Free Shipping Makes Holiday Buyers Loyal: Study

Posted on by Chief Marketer Staff

Free shipping offers were more common than ever this past holiday season, according to new research done on the 40 leading Internet e-commerce sites by research firm ForeSee Results and FGI Research. And customers who got them reported feeling greater satisfaction with the Web site and a greater likelihood to buy from that site the next time they were in the market.

Studies by the Ann Arbor MI-based customer measurement firm found that 68% of some 9,000 shoppers studied said they could recall seeing some type of free shipping offer during the holidays just ended. That’s up slightly from the number who could remember the same offer in 2007 (65%) and a further increase from 2006 (63%).

Those who got the free shipping offer indexed higher on the American Customer Satisfaction Index for measures including Web site satisfaction, brand commitment, the likelihood to return to the site, likelihood to purchase next time they came, and likelihood to recommend the e-commerce retailer to someone else.

Although the differences in satisfaction were relatively small, ForeSee reports, they could be very significant in a down economy. “If product prices can be adjusted so that free shipping has a smaller overhead impact, it seems clear that free shipping results in positive bottom-line impact for the e-retailer,” a note on the research states.

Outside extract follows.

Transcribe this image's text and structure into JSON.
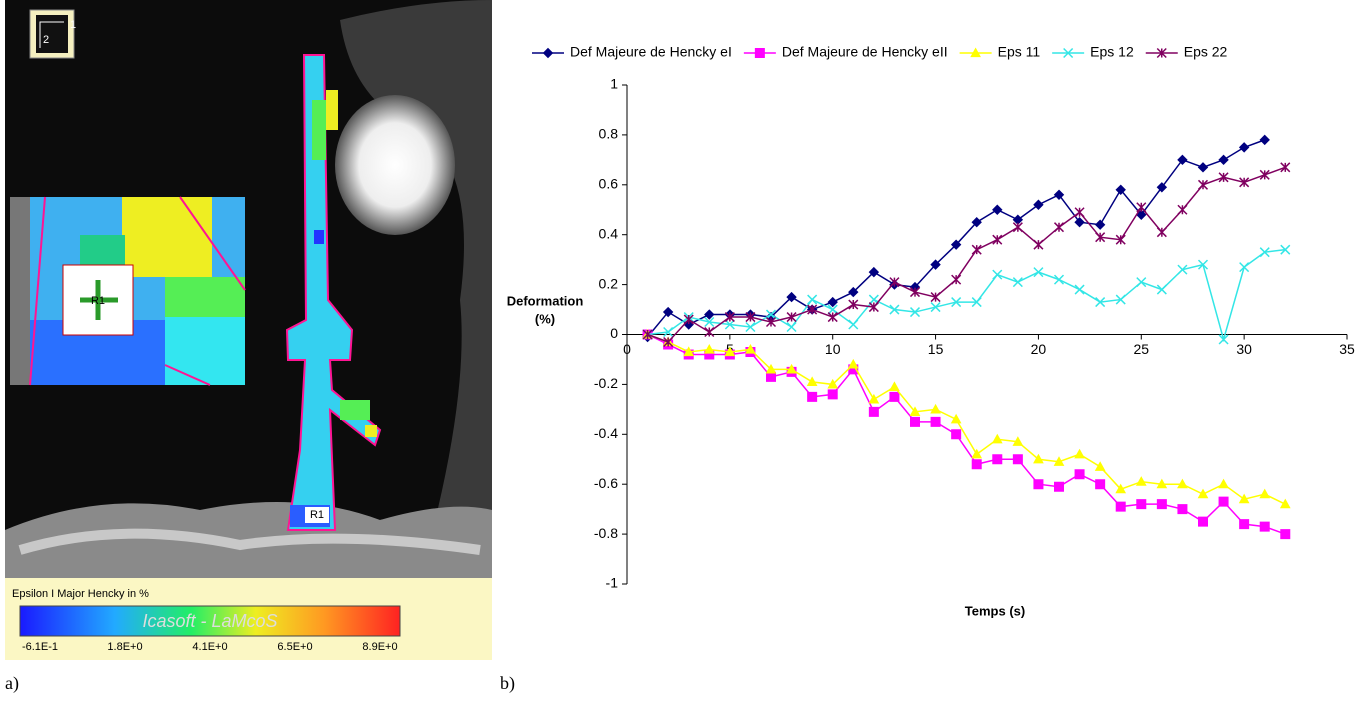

Shipping costs were more decidedly a factor when customers came to decide whether to buy from a retail brick-and-mortar outlet rather than a Web site, the report found. Almost one-fifth of all shopper respondents (18%) said avoiding shipping costs is their main criterion for buying in-store rather than over a merchant’s Web site. The only factors more important were the ability to get the product immediately (31%) and the need to examine the item before buying (19%).

Compelling shoppers to travel to a store to avoid ship charges is not a good long-term strategy, the ForeSee note said. “Retailers should want to make it possible for shoppers to buy from their preferred channel. Shipping costs should not be a major factor in this decision for shoppers.

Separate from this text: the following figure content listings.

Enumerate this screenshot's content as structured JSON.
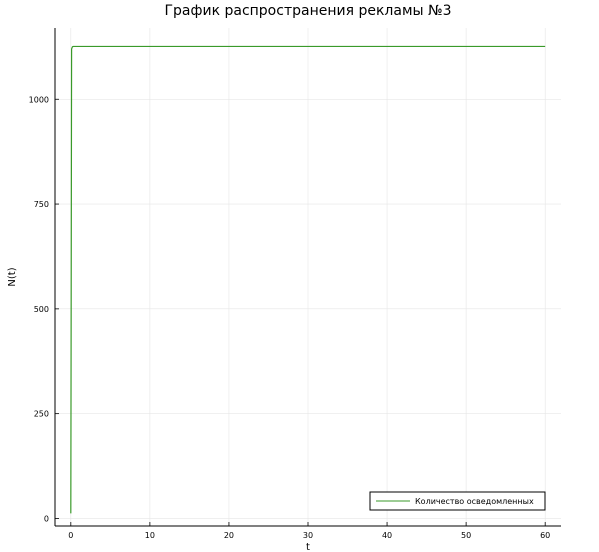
{
  "chart_data": {
    "type": "line",
    "title": "График распространения рекламы №3",
    "xlabel": "t",
    "ylabel": "N(t)",
    "xlim": [
      -2,
      62
    ],
    "ylim": [
      -18,
      1170
    ],
    "xticks": [
      0,
      10,
      20,
      30,
      40,
      50,
      60
    ],
    "yticks": [
      0,
      250,
      500,
      750,
      1000
    ],
    "x_tick_labels": [
      "0",
      "10",
      "20",
      "30",
      "40",
      "50",
      "60"
    ],
    "y_tick_labels": [
      "0",
      "250",
      "500",
      "750",
      "1000"
    ],
    "grid": true,
    "legend_position": "bottom-right",
    "series": [
      {
        "name": "Количество осведомленных",
        "color": "#3a9a2a",
        "x": [
          0,
          0.1,
          0.2,
          0.3,
          60
        ],
        "y": [
          12,
          1120,
          1125,
          1126,
          1126
        ]
      }
    ]
  }
}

Once shoppers chose to buy online, the availability of free shipping heavily influenced three out of five shoppers to purchase from the e-tailer they selected rather than from a competitor, ForeSee found.

The firm’s research also revealed little difference in customer satisfaction and buying between Web merchants who offered unrestricted free shipping and those who imposed limitations on the offer—as long as those limits were revealed up front. While the imposition of limits on free shipping has made a big difference in customer site satisfaction in the past, those differences are eroding—perhaps through lowered expectations, or because customers are getting savvy about working around the restrictions.

“The trouble comes when the restrictions are a surprise, i.e. when a shopper goes to a site expecting free shipping but finds out there is a minimum order of $100, or that free shipping only applies to certain items and not to others,” the ForeSee report points out.